Plaintiff and his coworkers were dropping construction debris, *522such as broken cinder blocks, from the roof of a six- or seven-story building into a hard plastic chute in front of the building. When it became clear that the chute was clogged, plaintiff went down to the second floor, leaned slightly outside the window frame, and unclogged the chute by poking the debris. Shortly after telling his coworkers that the chute was clear, plaintiff was struck on the back of the head by a cinder block. He testified that he was facing the chute and still leaning forward slightly when he was struck.
Contrary to Highbridge’s claim, Labor Law § 240 (1) applies to plaintiff’s accident (see La Veglia v St. Francis Hosp., 78 AD3d 1123, 1127 [2010]). “ ‘[F]ailing object’ liability under Labor Law § 240 (1) is not limited to cases in which the falling object is in the process of being hoisted or secured” (Quattrocchi v F.J. Sciame Constr. Corp., 11 NY3d 757, 758-759 [2008]).
The motion court properly disregarded the affidavit by defendants’ mechanical engineer since the expert’s opinion was speculative and unsupported by any evidence (Diaz v New York Downtown Hosp., 99 NY2d 542, 544 [2002]).

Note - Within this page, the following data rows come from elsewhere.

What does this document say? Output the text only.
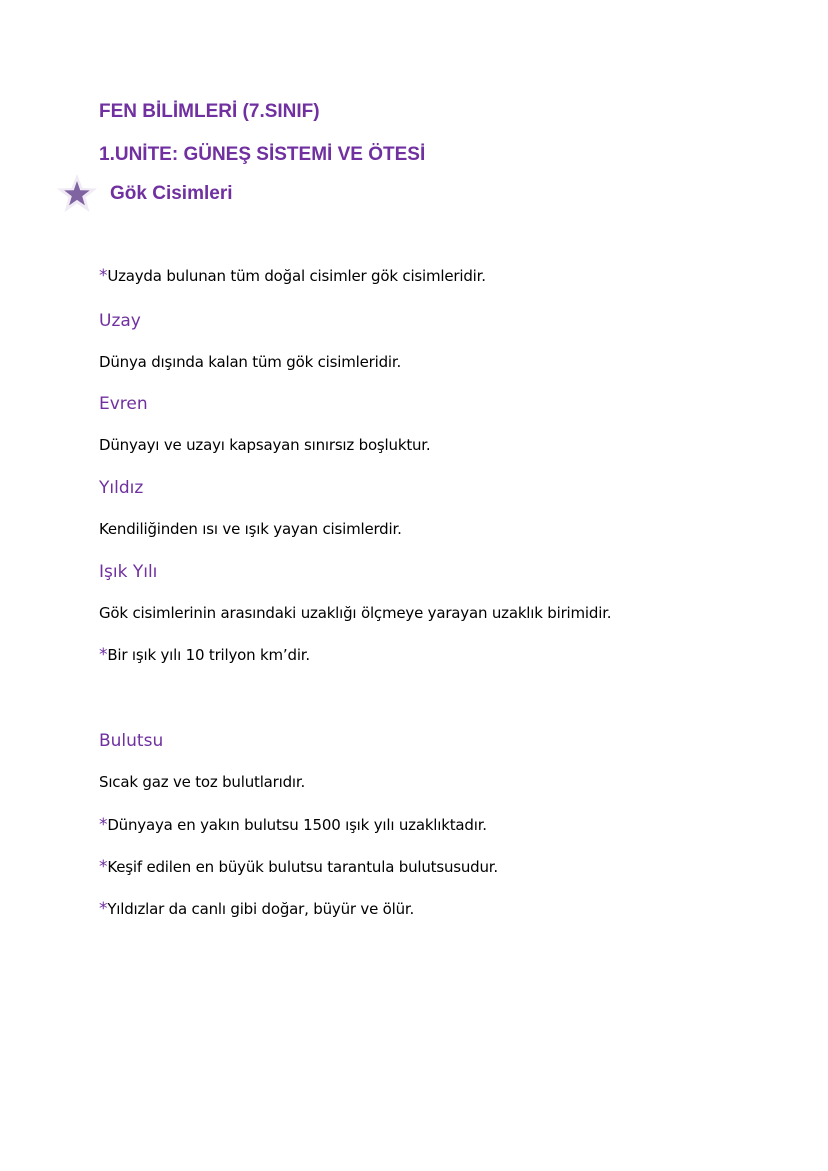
FEN BİLİMLERİ (7.SINIF)
1.UNİTE: GÜNEŞ SİSTEMİ VE ÖTESİ
Gök Cisimleri
*Uzayda bulunan tüm doğal cisimler gök cisimleridir.
Uzay
Dünya dışında kalan tüm gök cisimleridir.
Evren
Dünyayı ve uzayı kapsayan sınırsız boşluktur.
Yıldız
Kendiliğinden ısı ve ışık yayan cisimlerdir.
Işık Yılı
Gök cisimlerinin arasındaki uzaklığı ölçmeye yarayan uzaklık birimidir.
*Bir ışık yılı 10 trilyon km’dir.
Bulutsu
Sıcak gaz ve toz bulutlarıdır.
*Dünyaya en yakın bulutsu 1500 ışık yılı uzaklıktadır.
*Keşif edilen en büyük bulutsu tarantula bulutsusudur.
*Yıldızlar da canlı gibi doğar, büyür ve ölür.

Even if the court should not have disregarded the affidavit by plaintiffs fellow employee, who claimed to have witnessed the accident and stated that plaintiff had placed his head and upper body inside the chute, partial summary judgment was correctly granted to plaintiff, because defendants failed to raise an issue of fact whether plaintiff had an adequate safety device available (see e.g. Auriemma v Biltmore Theatre, LLC, 82 AD3d 1, 10 [2011]). If the debris chute had been functioning properly, it would not have become clogged, plaintiff would not have been sent to unclog it, and he would not have been injured. Since plaintiffs accident was caused, at least in part, by defendants’ failure to provide an adequate safety device, plaintiffs alleged act of placing his head and upper body inside the chute could not have been the sole proximate cause of the accident (see Cevallos v Morning Dun Realty, Corp., 78 AD3d 547, 548 [2010]).
Since we are affirming the grant of partial summary judgment to plaintiff on his Labor Law § 240 (1) claim, we need not address his negligence and Labor Law § 241 (6) claims (see e.g. Auriemma, 82 AD3d at 12). We note that the motion court granted defendants’ cross motion for summary judgment dismissing the Labor Law § 200 claim.
Although plaintiff has not cross-appealed, we grant him summary judgment as to liability under Labor Law § 240 (1) against the defendants other than Highbridge (see Merritt Hill Vineyards v Windy Hgts. Vineyard, 61 NY2d 106, 110-111 [1984]). By its *523terms, Labor Law § 240 (1) applies to “[a] 11 contractors and owners.” In their answer, defendant Knickerbocker Construction, LLC admitted that it was the general contractor, and defendant Atlantic Development Group, LLC admitted that it owned the building where plaintiffs accident took place. Defendant Kensington Heights Associates, L.B admitted that it leased the land where the accident occurred from Highbridge (the owner of the land); the lease between Highbridge and Kensington and the deposition testimony of a Highbridge representative show that Kensington had the right and authority to control the work site and therefore may be held liable under Labor Law § 240 (1) (see Zaher v Shopwell, Inc., 18 AD3d 339, 339-340 [2005]). Concur — Andrias, J.P., Sweeny, Moskowitz, Renwick and Freedman, JJ.